India on Saturday (May 9, 2026) signed eight significant agreements with the West Indian nation Trinidad & Tobago, going beyond traditional diplomacy, as External Affairs Minister Dr. S. Jaishankar wrapped a high-profile visit.
Jaishankar’s two-day stopover in Trinidad & Tobago was the final stop in his three-nation Caribbean tour that further strengthened India’s growing presence in the region.
The visit on May 8 and 9 focused on delivering Prime Minister Narendra Modi’s promise made during his landmark visit to the Caribbean in 2025 and charting a new pathway for digital and healthcare collaboration between the two nations.
The eight Memoranda of Understanding (MoUs) signed during the visit signalled a push to expand the bilateral ties beyond the traditional trade and diplomacy.
The MoUs focused on strengthening people-to-people ties through closer cooperation in tourism and culture. It also had healthcare collaboration as the highlight, including setting up an Indian Chair on Ayurveda at the University of the West Indies and joint work on vector control.
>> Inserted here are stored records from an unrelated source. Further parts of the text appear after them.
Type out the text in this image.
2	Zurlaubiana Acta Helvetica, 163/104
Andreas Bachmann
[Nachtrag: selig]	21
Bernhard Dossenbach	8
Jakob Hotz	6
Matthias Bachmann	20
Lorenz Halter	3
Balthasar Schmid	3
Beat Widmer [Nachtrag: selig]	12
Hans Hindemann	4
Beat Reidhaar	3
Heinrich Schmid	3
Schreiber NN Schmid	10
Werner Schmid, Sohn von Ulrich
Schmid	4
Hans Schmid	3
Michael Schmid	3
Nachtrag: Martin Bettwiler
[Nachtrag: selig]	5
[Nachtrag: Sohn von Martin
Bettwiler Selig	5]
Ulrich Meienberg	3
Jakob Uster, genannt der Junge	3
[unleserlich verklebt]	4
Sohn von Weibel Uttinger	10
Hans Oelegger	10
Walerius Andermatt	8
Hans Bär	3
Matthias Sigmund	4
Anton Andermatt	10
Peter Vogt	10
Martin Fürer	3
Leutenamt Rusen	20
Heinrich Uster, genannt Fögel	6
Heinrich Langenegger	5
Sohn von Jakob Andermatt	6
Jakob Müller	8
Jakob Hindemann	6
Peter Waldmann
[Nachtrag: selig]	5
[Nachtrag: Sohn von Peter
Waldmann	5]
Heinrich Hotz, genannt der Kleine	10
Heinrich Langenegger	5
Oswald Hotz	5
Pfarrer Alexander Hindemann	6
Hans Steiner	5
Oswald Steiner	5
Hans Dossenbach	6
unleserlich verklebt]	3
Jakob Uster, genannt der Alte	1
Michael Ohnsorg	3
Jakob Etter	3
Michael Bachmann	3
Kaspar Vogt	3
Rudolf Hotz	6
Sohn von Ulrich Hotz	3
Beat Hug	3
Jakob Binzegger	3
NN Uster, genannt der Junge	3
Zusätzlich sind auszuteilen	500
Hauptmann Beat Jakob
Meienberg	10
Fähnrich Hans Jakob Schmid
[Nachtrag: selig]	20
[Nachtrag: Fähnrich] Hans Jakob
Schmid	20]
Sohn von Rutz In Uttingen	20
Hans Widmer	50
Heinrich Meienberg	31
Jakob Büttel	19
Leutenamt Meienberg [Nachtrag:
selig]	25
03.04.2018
The two nations agreed to work together on sustainable infrastructure, such as solar power. One of the projects included solarisatin of the Trinidad & Tobago’s Ministry of Foreign and CARICOM Affairs building.
In the domain of heritage preservation, the cooperation plan included infrastructure upgrades at Nelson Island, the historic entry point of Indian indentured labourers to the Caribbean, and a site of deep cultural importance for the Indian diaspora.
Jaishankar met with Trinidad & Tobago Prime Minister Kamla Persad-Bissessar. They jointly inaugurated the National Prosthetics Centre in Penal. The centre scales up the success of the “Jaipur Foot” camp, which recently provided artificial limbs to 800 beneficiaries.
“For us in India, there is no greater satisfaction than participating in a concrete manifestation of development,” Jaishankar said at the event. “Prime Minister Modi is obsessed with delivery. If we have done things well at home, we want to do it abroad with our close partners,” he added.
Furthering the “Digital India” outreach, the EAM handed over the first batch of 2,000 laptops to local schoolchildren and inaugurated a new agro-processing facility in Couva, powered by $1 million worth of Indian machinery.
In a rare gesture during the visit, Jaishankar was welcomed at the Trinidad & Tobago parliament, where Persad-Bissessar delivered a formal statement in his honour.
During discussions with Senate President Wade Mark and House Speaker Jagdeo Singh, the Indian External Affairs Minister focused on strengthening parliamentary democracy exchanges.
Before wrapping up his visit, Jaishankar joined the Indian diaspora in Trinidad & Tobago to pay homage to Mohandas Karamchand Gandhi, a prominent Indian freedom fighter, at his bust.
He also visited the Dattatreya Temple, where he addressed the diaspora gathering, honouring the “resilience of the Girmitiya ancestors” as the bedrock of the special relationship between the two nations.